All that said - yes, we and the world would be better off if collectively we ate a lot less meat.

I just don’t really like vegetables all that much. If I had to survive as a vegetarian, it would be a really boring diet.

Agreement…and agreement. Technology already has given us some VERY yummy faux-meat products, and they’re just going to get better and better. The day may not come soon when an expert cannot taste the difference, but, seriously, the day is here already when the average Sue can have a meatless hot dog that’s completely enjoyable.

There are numerous varieties of dolphin. I’ve tasted but half of them.

Even if some scientist could make a synthetic meat that tasted just as good and had some playful chemistry that made the list of nutrients equivalent to the real thing or something I wouldn’t eat it.

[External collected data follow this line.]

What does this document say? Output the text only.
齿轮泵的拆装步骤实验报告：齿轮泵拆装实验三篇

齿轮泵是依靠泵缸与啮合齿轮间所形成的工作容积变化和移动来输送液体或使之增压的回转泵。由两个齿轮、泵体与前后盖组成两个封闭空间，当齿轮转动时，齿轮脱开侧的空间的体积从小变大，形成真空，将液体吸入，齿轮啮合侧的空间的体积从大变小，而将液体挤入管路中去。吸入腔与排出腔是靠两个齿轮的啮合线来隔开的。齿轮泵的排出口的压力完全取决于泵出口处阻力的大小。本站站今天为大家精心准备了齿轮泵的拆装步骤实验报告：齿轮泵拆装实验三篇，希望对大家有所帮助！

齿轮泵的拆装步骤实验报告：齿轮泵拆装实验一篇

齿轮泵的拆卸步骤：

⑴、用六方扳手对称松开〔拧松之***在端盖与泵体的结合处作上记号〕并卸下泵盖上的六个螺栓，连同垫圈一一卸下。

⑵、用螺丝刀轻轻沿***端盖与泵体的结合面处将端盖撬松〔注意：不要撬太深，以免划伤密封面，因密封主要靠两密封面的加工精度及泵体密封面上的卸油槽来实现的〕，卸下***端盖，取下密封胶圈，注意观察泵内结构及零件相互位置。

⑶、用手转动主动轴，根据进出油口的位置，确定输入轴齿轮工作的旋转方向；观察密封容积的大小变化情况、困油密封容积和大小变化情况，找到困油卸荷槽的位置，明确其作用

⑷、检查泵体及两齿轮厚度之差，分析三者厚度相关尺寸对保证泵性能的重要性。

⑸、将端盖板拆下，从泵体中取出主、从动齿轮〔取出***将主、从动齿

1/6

Time and time again we learn how all these manmade synthetic edibles, like fake sugars, fake butters, trans fats, multivitamins, etc. end up actually being unhealthy after the facts come to light decades later from thorough research. Mother Nature does know best sometimes.

A counter-argument is that farming meat is a maximally-efficient use of resources that would not be nearly as efficient as a source of vegetable food. The “textbook” example is having a bunch of cows grazing on a rocky hillside, where sufficient grass and weeds grow for cows to eat, but which could not be meaningfully productive land for growing crops for people.